Proposito del Museo è quello di raccogliere conservare e valorizzare il patrimonio archeologico, storico, artistico, scientifico e naturalistico di proprietà del Comune o di pertinenza del Museo, cooperando con gli organi provinciali.

Una particolare attenzione è riservata al pubblico più giovane attraverso attività didattiche di vario tipo.

Il Museo si articola sul territorio con diverse proposte come: l'itinerario della seta, visite guidate alle "Orme dei dinosauri", ai Lavini di Marco, al Giardino Botanico di Passo Coe, alla Cittadella della Scienza presso il Bosco della Città (formicaio, apiario, area test di geofisica), agli scavi della Villa Romana di Isera, all'Osservatorio Astronomico di Monte Zugna con osservazioni diurne e notturne.

Storia

Il Museo si costituisce nel 1851 come associazione denominata Società del Museo Civico di Rovereto, per iniziativa di un gruppo di intellettuali roveretani tra cui Fortunato Zeni.

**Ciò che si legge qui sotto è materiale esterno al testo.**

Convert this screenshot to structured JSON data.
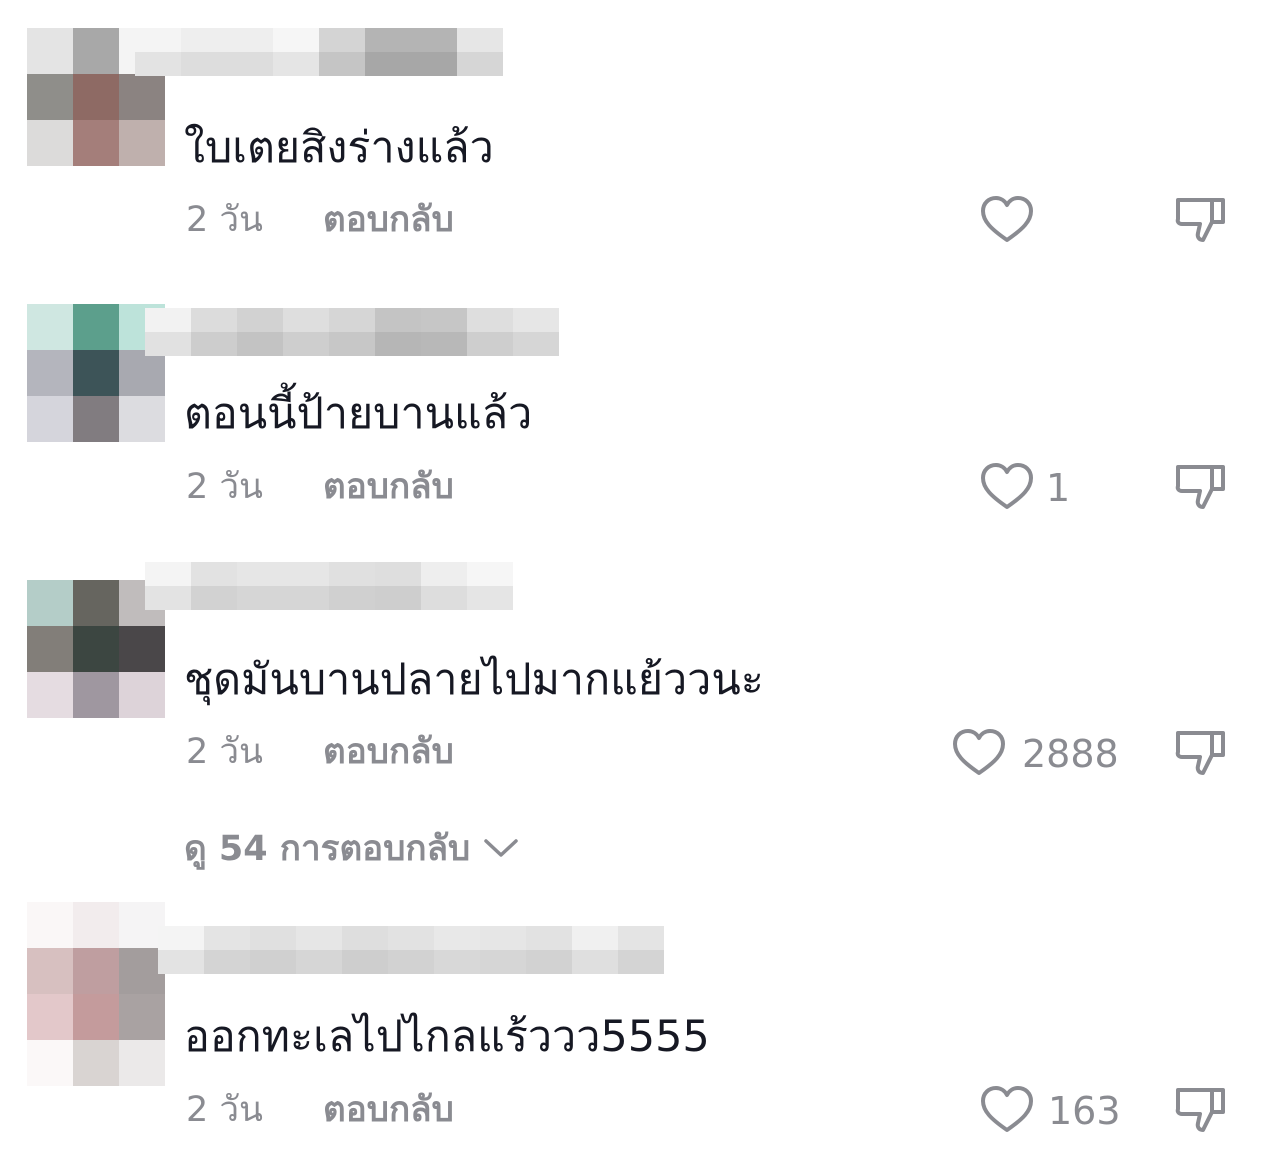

La finalità dell'associazione era quella di salvaguardare il patrimonio naturale e storico, promuovere lo sviluppo della città con la diffusione della cultura scientifica e la difesa del territorio.

Da allora le sue collezioni si sono notevolmente arricchite quando, nel 1935, l'archeologo roveretano Paolo Orsi ha donato alla città le proprie raccolte archeologiche, artistiche e numismatiche provenienti in gran parte dalla Magna Grecia.

150 anni di intensa attività: dalle raccolte di archeologia, storia, folclore numismatica, scienza e natura ora, nella prestigiosa sede di Palazzo Parolari, il museo non vuole essere solo contenitore di materiale in esposizione, ma fulcro vitale di attività didattiche e scientifiche che si confronta con il territorio e con le tendenze culturali e le innovazioni scientifiche.
Oggi il Museo è gestito dalla Fondazione Museo Civico ente di diretta emenazione del Comune.